SEM TÍTULO
Nesta grande cidade de velho e novo casario que, pelo rio, viu partir Portugal inteiro para as Índias, Áfricas e Brasis, como se diz, para outros mundos... cidade capital de muitas igrejas, capelas, cúpulas, torreões e mais o castelo, coração da antiga cidadela, eu, solitário e sonâmbulo aldeão, não encontro nenhum encanto nos cantos e recantos no chão dela. Por avenidas, quelhos, ruas e ruelas me passeio, por elas passo o tempo a deambular e nelas vejo, de braço dado, ranho e asseio. E, nesta minha deambulação, todos os dias leio as repetidas páginas do livro que, neste meu mutismo, pelas avenidas, ruas e ruelas folheio.
Mudo, presencio isto tudo, nas avenidas, ruas e ruelas, as mesmas que, tal como os ribeiros e rios que marcam encontro num ponto, têm a foz no Rossio. Todos os dias aqui me apeio do metro, do elétrico, do autocarro. E todos os dias daqui parto, a pé, indiferente à vida mexida que daqui brota em todas as direções, tal qual é: um poliedro de mil faces, mil interesses, mil combinações de cores, sabores e dissabores. O mundo inteiro. Ando, cirando e não ligo aos encontrões das gentes, aos pregões, às chalaças; não ligo às estátuas, aos bustos de poetas, escritores e políticos astutos postos sobre pedestais, nas praças; não ligo aos pombos que, no seu arrulho de urbanidade, ostentam o orgulho de nelas pousarem e deixarem as assinaturas fecais, selo público e raso desses tabeliões alados, avisados de que a vaidade humana mais não vale do que aquela massa viscosa-esverdeada que põem a escorrer pelos poleiros de bronze ou de mármore desta floresta urbana; não ligo às barracas, às vivendas de luxo com jardins, iluminação e repuxos.

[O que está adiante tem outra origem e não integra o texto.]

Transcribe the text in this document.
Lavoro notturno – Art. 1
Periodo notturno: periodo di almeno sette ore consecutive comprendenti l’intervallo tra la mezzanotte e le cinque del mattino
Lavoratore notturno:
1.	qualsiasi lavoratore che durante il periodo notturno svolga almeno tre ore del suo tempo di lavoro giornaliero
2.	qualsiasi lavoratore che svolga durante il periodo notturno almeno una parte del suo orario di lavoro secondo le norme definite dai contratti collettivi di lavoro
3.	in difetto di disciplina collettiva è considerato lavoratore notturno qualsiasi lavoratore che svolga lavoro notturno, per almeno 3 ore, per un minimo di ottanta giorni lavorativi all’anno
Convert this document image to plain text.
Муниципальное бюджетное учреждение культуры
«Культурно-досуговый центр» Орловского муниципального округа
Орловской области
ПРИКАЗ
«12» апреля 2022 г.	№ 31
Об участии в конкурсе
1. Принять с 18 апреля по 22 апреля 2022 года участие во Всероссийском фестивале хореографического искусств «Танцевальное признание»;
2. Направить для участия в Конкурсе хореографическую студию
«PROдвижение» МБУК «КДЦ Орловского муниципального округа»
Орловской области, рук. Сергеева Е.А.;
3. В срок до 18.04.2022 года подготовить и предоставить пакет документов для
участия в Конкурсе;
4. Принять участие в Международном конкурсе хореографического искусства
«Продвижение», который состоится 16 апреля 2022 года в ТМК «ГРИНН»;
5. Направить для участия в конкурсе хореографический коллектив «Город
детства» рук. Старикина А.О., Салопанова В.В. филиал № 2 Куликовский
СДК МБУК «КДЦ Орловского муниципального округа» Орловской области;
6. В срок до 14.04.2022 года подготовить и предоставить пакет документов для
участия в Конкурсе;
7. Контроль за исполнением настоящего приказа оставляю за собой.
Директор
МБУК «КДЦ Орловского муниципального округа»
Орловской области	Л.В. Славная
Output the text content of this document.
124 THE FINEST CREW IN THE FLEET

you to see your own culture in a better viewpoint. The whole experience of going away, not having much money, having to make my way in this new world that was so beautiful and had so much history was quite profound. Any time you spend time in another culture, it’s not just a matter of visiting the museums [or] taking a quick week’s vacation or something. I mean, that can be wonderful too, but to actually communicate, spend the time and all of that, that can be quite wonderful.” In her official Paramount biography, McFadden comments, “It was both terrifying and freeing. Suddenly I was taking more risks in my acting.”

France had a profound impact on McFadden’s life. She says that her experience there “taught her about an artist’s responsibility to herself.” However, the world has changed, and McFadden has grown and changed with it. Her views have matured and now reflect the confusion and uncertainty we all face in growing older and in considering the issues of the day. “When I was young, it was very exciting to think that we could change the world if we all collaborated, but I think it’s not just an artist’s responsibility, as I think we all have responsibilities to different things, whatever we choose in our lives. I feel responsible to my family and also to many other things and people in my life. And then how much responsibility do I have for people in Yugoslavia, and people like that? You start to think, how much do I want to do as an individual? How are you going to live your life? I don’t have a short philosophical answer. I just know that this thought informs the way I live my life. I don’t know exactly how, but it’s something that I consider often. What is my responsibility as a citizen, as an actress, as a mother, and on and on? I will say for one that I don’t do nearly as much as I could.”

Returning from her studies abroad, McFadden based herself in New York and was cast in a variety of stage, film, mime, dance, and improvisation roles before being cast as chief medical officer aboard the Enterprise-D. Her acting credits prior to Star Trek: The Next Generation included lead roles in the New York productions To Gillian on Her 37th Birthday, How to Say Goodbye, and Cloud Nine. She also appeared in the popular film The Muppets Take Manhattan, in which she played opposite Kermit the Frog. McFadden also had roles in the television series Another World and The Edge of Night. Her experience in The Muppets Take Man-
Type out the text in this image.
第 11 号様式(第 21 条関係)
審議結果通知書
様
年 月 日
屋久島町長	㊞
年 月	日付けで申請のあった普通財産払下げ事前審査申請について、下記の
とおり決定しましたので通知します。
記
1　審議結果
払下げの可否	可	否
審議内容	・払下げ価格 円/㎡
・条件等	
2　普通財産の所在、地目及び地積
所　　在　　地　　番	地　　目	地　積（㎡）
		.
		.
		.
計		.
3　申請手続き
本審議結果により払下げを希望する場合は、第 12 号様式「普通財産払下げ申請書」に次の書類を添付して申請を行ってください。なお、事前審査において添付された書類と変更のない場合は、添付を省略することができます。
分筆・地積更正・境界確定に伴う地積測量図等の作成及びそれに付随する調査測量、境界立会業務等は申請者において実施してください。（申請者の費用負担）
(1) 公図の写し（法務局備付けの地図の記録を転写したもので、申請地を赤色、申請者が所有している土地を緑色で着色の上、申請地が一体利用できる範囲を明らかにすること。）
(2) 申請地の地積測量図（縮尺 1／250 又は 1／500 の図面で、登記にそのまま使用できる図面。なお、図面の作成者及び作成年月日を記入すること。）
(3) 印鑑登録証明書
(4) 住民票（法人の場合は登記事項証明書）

Não. Só ando e cirando. Outros são os cuidados com que lido. Ando, cirando e, a passos pesarosos, meço o trajeto, mil trajetos, que me levam ao Hospital dos Capuchos. Lá, é o fim da jornada. Nada faz sentido. Os grandes olhos luminosos que nunca faltaram com a luz dos afetos aos filhos e a mim estão ali e, ora se-mi-cer-ra-dos, ora muito A B E R T O S, silenciosos, dizem-me tudo, dizem-me nada e, na sua habitual candura, totalmente alheios ao que se passa por efeitos da morfina (lá no fundo, que imagens guardarão do mundo na sua retina?) já luz a luz baça do fim, a luz baça do nada, a luz baça da noite escura, da noi...te es-cu-ra...noi-te ...es-cu-ra............................cerrada, da noite eterna, da escuridão só rasgada, só rompida pelo feixe fluorescente da mente, a que, (que mente o desmente?), é imanente à MEMÓRIA a glória da luz, da ressurreição e da vida.
NOTA: Texto escrito e publicado em 1997, no meu velho site «trilhos serranos» e no jornal «Notícias de Castro Daire», quando a minha esposa estava no HOSPITAL DOS CAPUCHOS em Lisboa, aguardando a hora da MORTE com cancro. Tinha 49 anos de idade.